Réaction à la Suisse (2).

Nicolas Sarkozy a réagi au résultat du référendum suisse du 29 novembre 2009 dans une tribune publiée en première page du Monde. Allez lire cette prose, elle est mieux écrite qu’auparavant, le style est plus enlevé, le « nègre » présidentiel s’est nettement amélioré. Toutes mes félicitations!

Ceci étant, tout le texte tourne autour d’une glissade pour le moins banale par les temps qui courent de l’immigration à l’islam. En pratique et en résumé, c’est la réaffirmation du modèle républicain : l’État garantit la pleine et entière liberté de culte d’un côté, mais demande de l’autre aux nouveaux arrivants – qui sont censés ici n’être que musulmans – de  ne pas se livrer à des actes, tout au moins dans l’espace public, qui seraient blessants pour les sentiments des personnes déjà là. En gros, on vous accepte, mais un peu de discrétion que diable!

Il est facile de faire remarquer que procéder ainsi, cela revient à faire des personnes de religion musulmane des éternels arrivants. Il est vrai que, du point de vue de Louis le Pieux ou de Vercingétorix, « ils » viennent d’arriver ou pire de se convertir, mais, à l’échelle d’une vie humaine ou même de deux ou trois générations, cela commence à devenir risible. La politique française revient comme le hamster dans sa roue toujours à son problème musulman. Et cela dure au moins depuis les années 1930… Quel  écart avec la  réalité sociale de l’immigration!

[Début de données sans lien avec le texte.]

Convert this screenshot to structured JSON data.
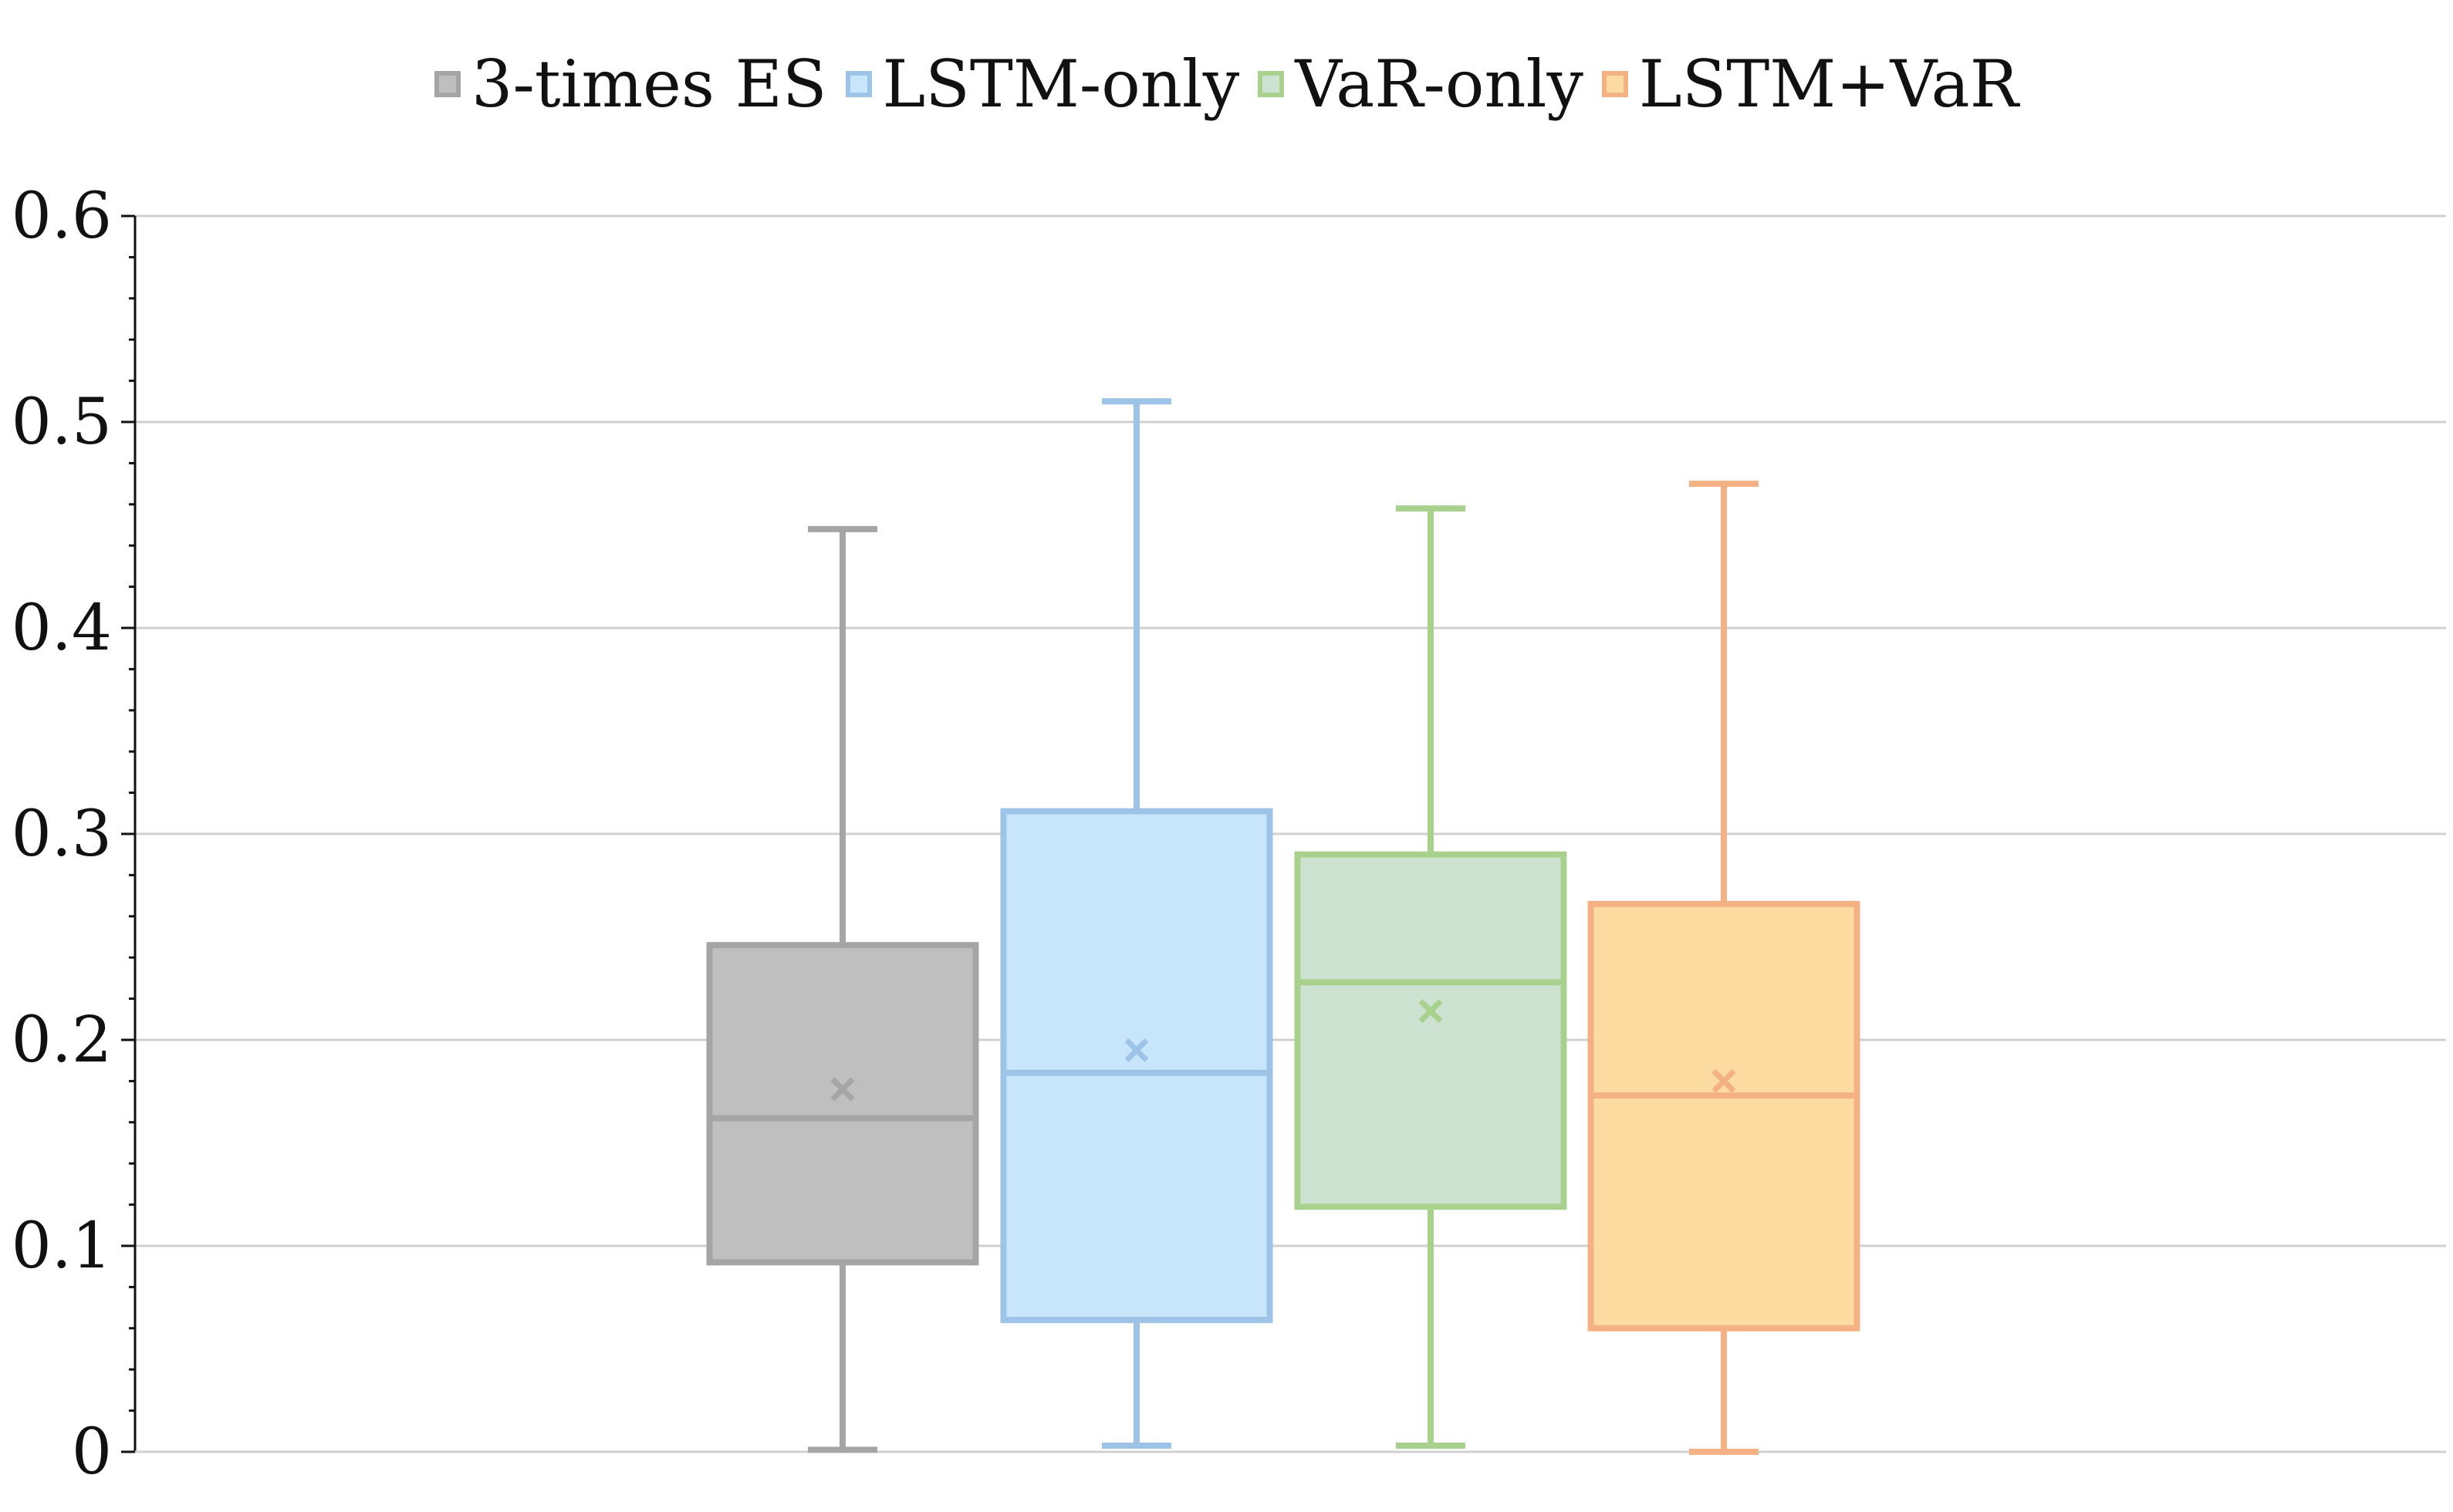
{
  "chart_data": {
    "type": "box",
    "ylim": [
      0,
      0.6
    ],
    "yticks": [
      "0",
      "0.1",
      "0.2",
      "0.3",
      "0.4",
      "0.5",
      "0.6"
    ],
    "grid": true,
    "legend_position": "top",
    "series": [
      {
        "name": "3-times ES",
        "min": 0.001,
        "q1": 0.092,
        "median": 0.162,
        "q3": 0.246,
        "max": 0.448,
        "mean": 0.176,
        "fill": "#bfbfbf",
        "stroke": "#a5a5a5"
      },
      {
        "name": "LSTM-only",
        "min": 0.003,
        "q1": 0.064,
        "median": 0.184,
        "q3": 0.311,
        "max": 0.51,
        "mean": 0.195,
        "fill": "#c7e6fb",
        "stroke": "#9dc3e6"
      },
      {
        "name": "VaR-only",
        "min": 0.003,
        "q1": 0.119,
        "median": 0.228,
        "q3": 0.29,
        "max": 0.458,
        "mean": 0.214,
        "fill": "#cde2d1",
        "stroke": "#a9d18e"
      },
      {
        "name": "LSTM+VaR",
        "min": 0.0,
        "q1": 0.06,
        "median": 0.173,
        "q3": 0.266,
        "max": 0.47,
        "mean": 0.18,
        "fill": "#fbdba0",
        "stroke": "#f4b183"
      }
    ]
  }
}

En effet, si l’on se demande dans la France de 2009 (pas celle de 1939, de 1959 ou de 1979) qu’elles sont en réalité les personnes déjà là et les personnes qui arrivent, je doute que le caractère essentiellement musulman des arrivants s’avère fondamental pour décrire la situation. Que voit-on en effet à travers les luttes des sans-papiers telles que les médias en rendent compte ces dix dernières années? Voir est le mot important: eh bien, l’on voit que ces sans-papiers ont pour la plupart  la peau noire. Ils viennent de pays africains, ils sont peut-être musulmans, mais qui sait, ils sont peut-être catholiques, pentecôtistes, animistes, ou sans religion! Certes probablement peu d’entre eux sont bouddhistes ou taoïstes, mais bon… cela concerne d’autres  immigrés dont on parle fort peu.

Or ce que demande à N. Sarkozy aux pratiquants musulmans de France, c’est de ne pas trop faire tâche dans le paysage pour ne pas traumatiser avec leurs pratiques religieuses les populations accueillantes…  En prenant le même raisonnement pour les sans-papiers actuels, noirs de peau pour les plus motivés à défendre leurs droits de travailleurs à l’exploitation salariale, cela va être  vraiment difficile – d’autant plus que les produits blanchissants sont un poison contre lequel les services de la répression des fraudes luttent à juste titre.

Je ne veux bien sûr pas dire qu’il faut être raciste, envers les personnes à la couleur de peau non conforme, mais que, du côté des gens qui sont censés accueillir, cette question là aussi se pose. Certains parlent même d’une « question noire » en France. Et l’État lui-même a jugé bon de créer une institution la Halde pour lutter entre autre contre cette discrimination liée à la couleur de peau.

En somme, N. Sarkozy dit ici implicitement : face aux pratiques liées à la religion musulmane, l’énervement des autres déjà là est légitime. Heureusement, il n’oserait pas dire la même chose sur la couleur de peau… On progresse vers l’égalité, mais le hamster continue à tourner.

4 réponses à “Réaction à la Suisse (2).

  1. L’analogie du hamster est très bien trouvée !

  2. Pingback: La norme de la “vieille démocratie” | Polit’bistro : des politiques, du café

  3. La question n’est pas directement liée au post, mais on en est proche, donc je vous la pose: que pensez-vous de l’opportunité d’autoriser les statistiques ethniques en France ?

  4. @ champagne : comme cela n’a pas vraiment de lien avec le post, je ne devrais pas répondre. D’une part, de telles statistiques existent, au moins partiellement; d’autre part, il ne me semble pas indispensable de se focaliser à l’extrême sur le poids de l’ethnicité (terme à définir de plus); par formation, je suis beaucoup plus intéressé par des statistiques sur les aspects « matérialistes » des choses, sur le patrimoine par exemple. Plus généralement, c’est plus à une crise de répartition du revenu national que nous assistons qu’à une crise qui opposerait des ethnies, lesquelles d’ailleurs?